Überall dort wird Anita Berber, berühmte Tänzerin der 20er Jahre, einmal sein. Der Abend ist keine Biographie im eigentlichen Sinne, er wirft Schlaglichter auf ein grelles Leben. In eben der Bar gibt es stilisiertes Frauenboxen, bis Anita Berber und Sebastian Droste (Mattia Carchedi) als Glamourpaar alle Aufmerksamkeit auf sich ziehen. Wie ein (Drogen-)Traum erscheint der anschließende, erotische Ausdruckstanz der beiden, der laszive Posen mit klassischen Elementen verbindet.

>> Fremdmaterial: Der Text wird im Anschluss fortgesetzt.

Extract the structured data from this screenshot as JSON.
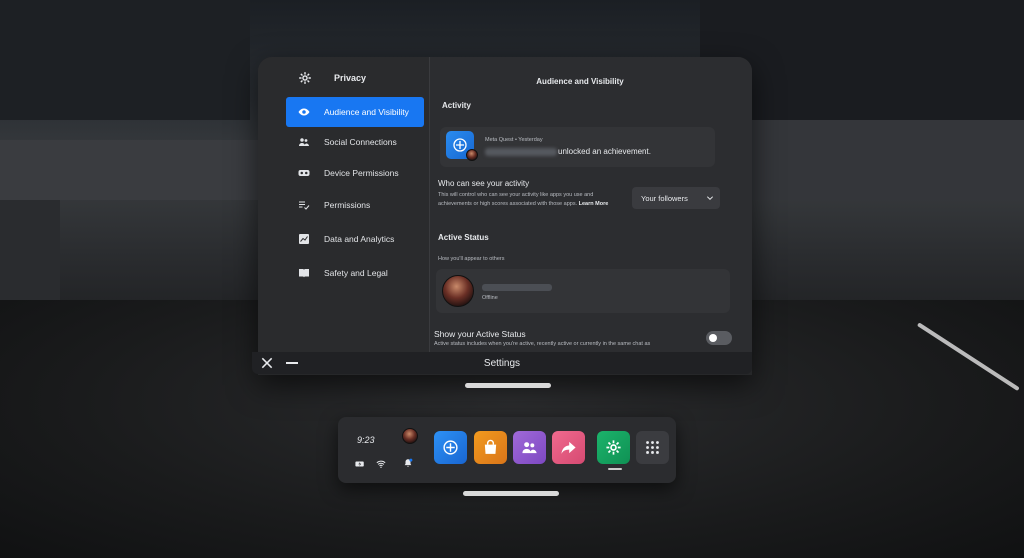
{
  "sidebar": {
    "title": "Privacy",
    "items": [
      {
        "label": "Audience and Visibility"
      },
      {
        "label": "Social Connections"
      },
      {
        "label": "Device Permissions"
      },
      {
        "label": "Permissions"
      },
      {
        "label": "Data and Analytics"
      },
      {
        "label": "Safety and Legal"
      }
    ]
  },
  "main": {
    "title": "Audience and Visibility",
    "activity": {
      "heading": "Activity",
      "card_meta": "Meta Quest • Yesterday",
      "card_text": "unlocked an achievement."
    },
    "who_can_see": {
      "title": "Who can see your activity",
      "description": "This will control who can see your activity like apps you use and achievements or high scores associated with those apps.",
      "learn_more": "Learn More",
      "dropdown_value": "Your followers"
    },
    "active_status": {
      "heading": "Active Status",
      "subheading": "How you'll appear to others",
      "status": "Offline",
      "show_title": "Show your Active Status",
      "show_description": "Active status includes when you're active, recently active or currently in the same chat as"
    }
  },
  "window": {
    "title": "Settings"
  },
  "dock": {
    "time": "9:23"
  },
  "colors": {
    "accent": "#1877f2",
    "panel": "#2c2d30"
  }
}
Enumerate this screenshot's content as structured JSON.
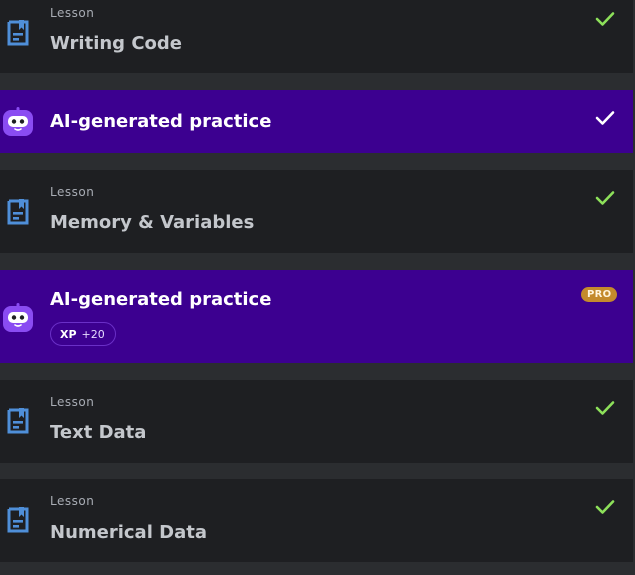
{
  "items": [
    {
      "type": "lesson",
      "kind": "Lesson",
      "title": "Writing Code",
      "completed": true
    },
    {
      "type": "practice",
      "title": "AI-generated practice",
      "completed": true
    },
    {
      "type": "lesson",
      "kind": "Lesson",
      "title": "Memory & Variables",
      "completed": true
    },
    {
      "type": "practice",
      "title": "AI-generated practice",
      "badge": "PRO",
      "xp_label": "XP",
      "xp_value": "+20",
      "completed": false
    },
    {
      "type": "lesson",
      "kind": "Lesson",
      "title": "Text Data",
      "completed": true
    },
    {
      "type": "lesson",
      "kind": "Lesson",
      "title": "Numerical Data",
      "completed": true
    }
  ],
  "colors": {
    "lesson_bg": "#1e1f22",
    "practice_bg": "#3c0090",
    "check_green": "#8de05a",
    "check_white": "#ffffff",
    "lesson_icon": "#4f8fd9",
    "pro_badge": "#c48a2c"
  },
  "icons": {
    "lesson": "document-bookmark-icon",
    "practice": "ai-bot-icon",
    "done": "checkmark-icon"
  }
}
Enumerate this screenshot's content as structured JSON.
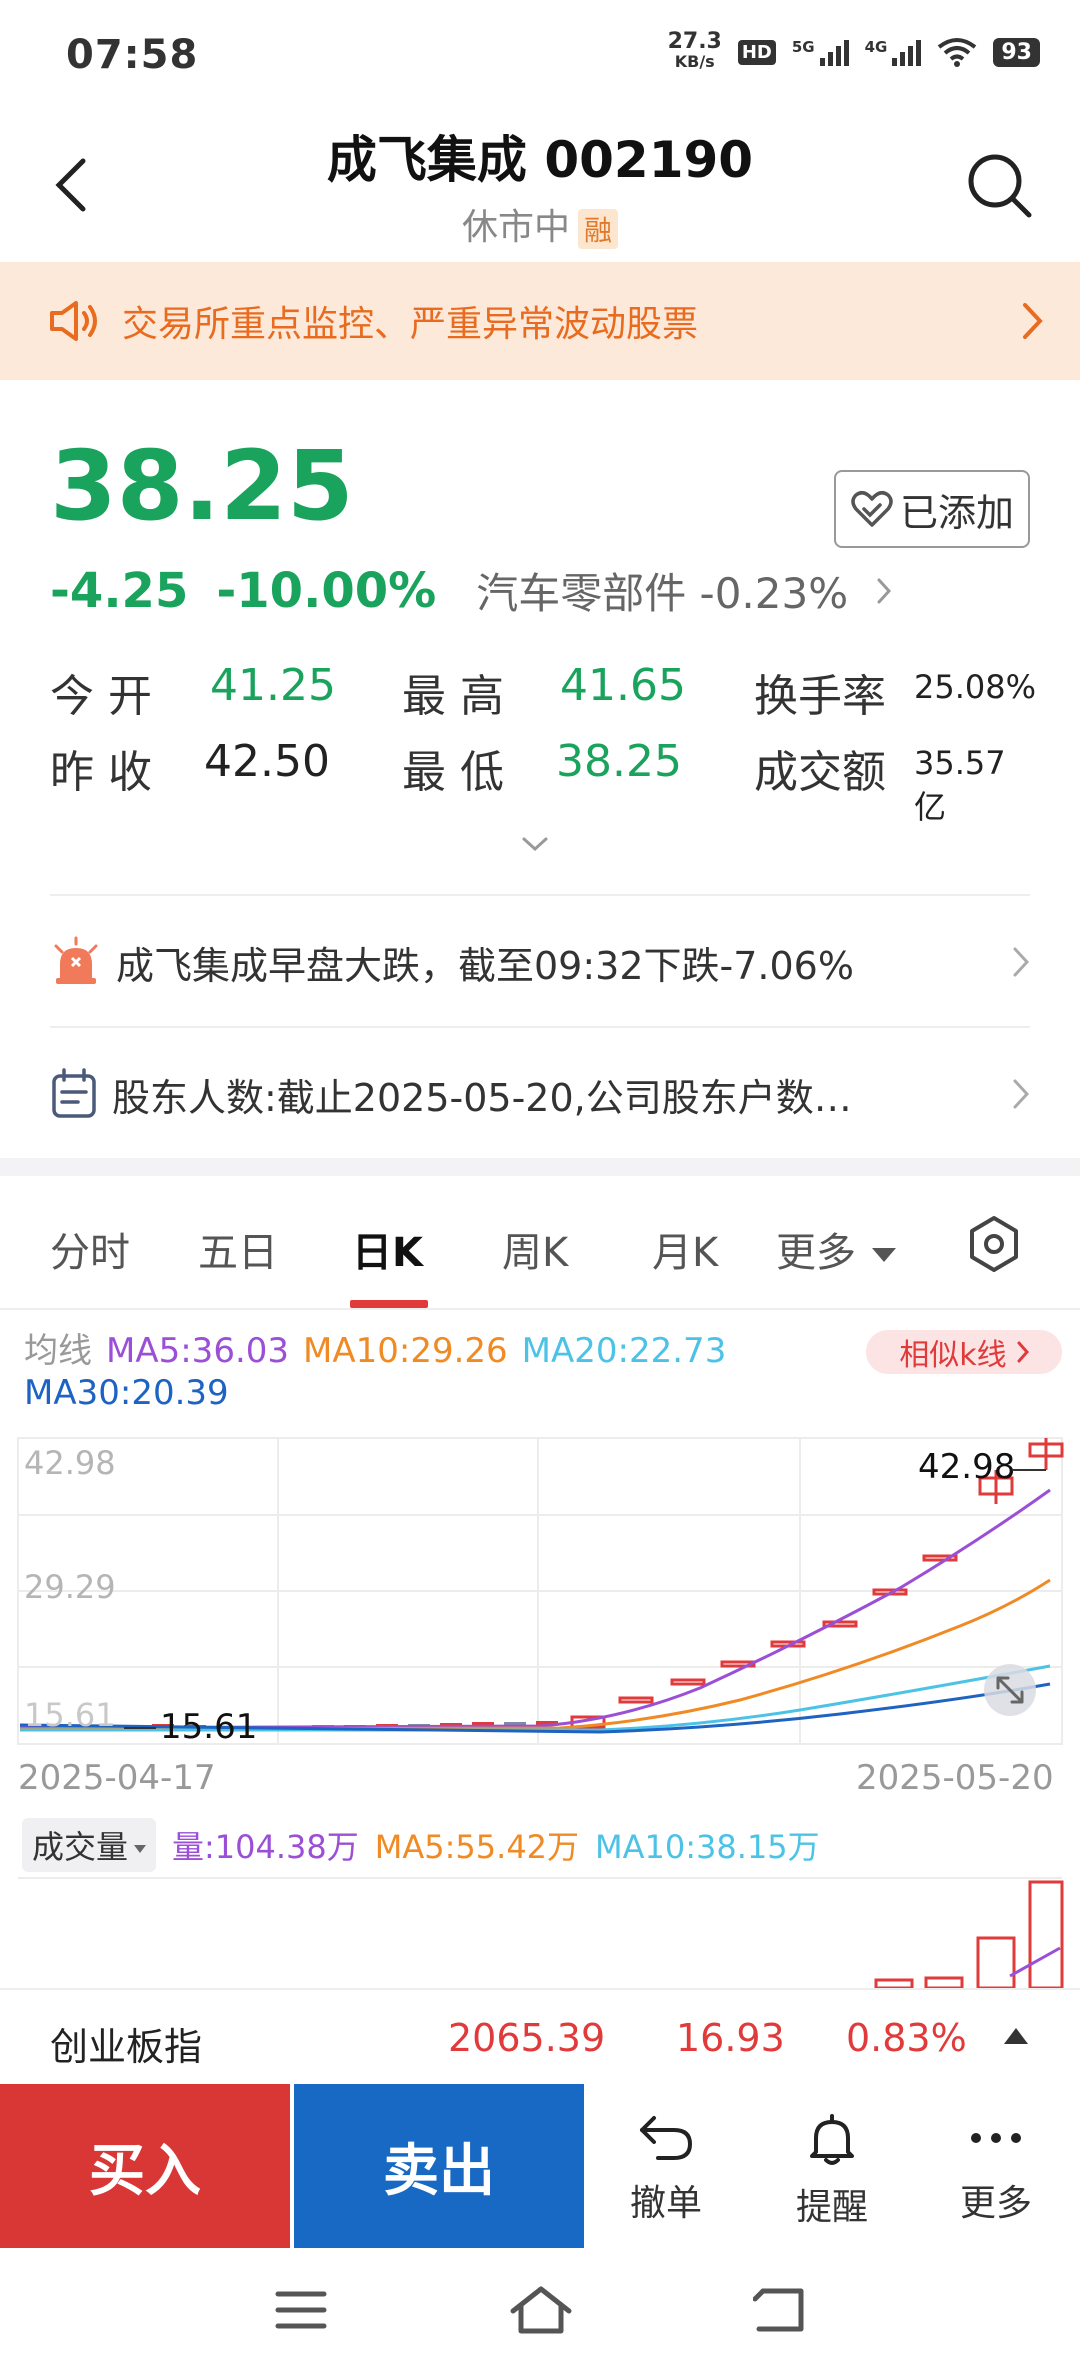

Bläser und Harfe geben die langsame Begleitung dazu – komponiert von Simon Wills. Als Auftragswerk hat der amerikanische Komponist versucht, die Stimmung der Zeit einzufangen – mit Charleston-Anfängen am Beginn, mit scharfen, schrägen Bläsern, bedrohlichen Klängen, aber auch emotionsgeladenen Passagen. Das Philharmonische Orchester unter Takahiro Nagasaki gibt all diese Stimmungen exzellent wieder.
Die Choreographie aber beschränkt sich allzuoft darauf, das Thema „Anita Berber und die Männer“ darzustellen. Anastasiya Kuzina, die die Tänzerin in allen Facetten und Nuancen wunderbar darstellt, inmitten von Männerreihen im Frack, die Anita Berber umschlängelt und umschlingt, in einer Mischung aus Gesellschaftstanz und Ballettschritten, flachen Hebungen und gestreckten Drehungen mit ihnen tanzt, um sie dann abzuweisen oder abgewiesen zu werden.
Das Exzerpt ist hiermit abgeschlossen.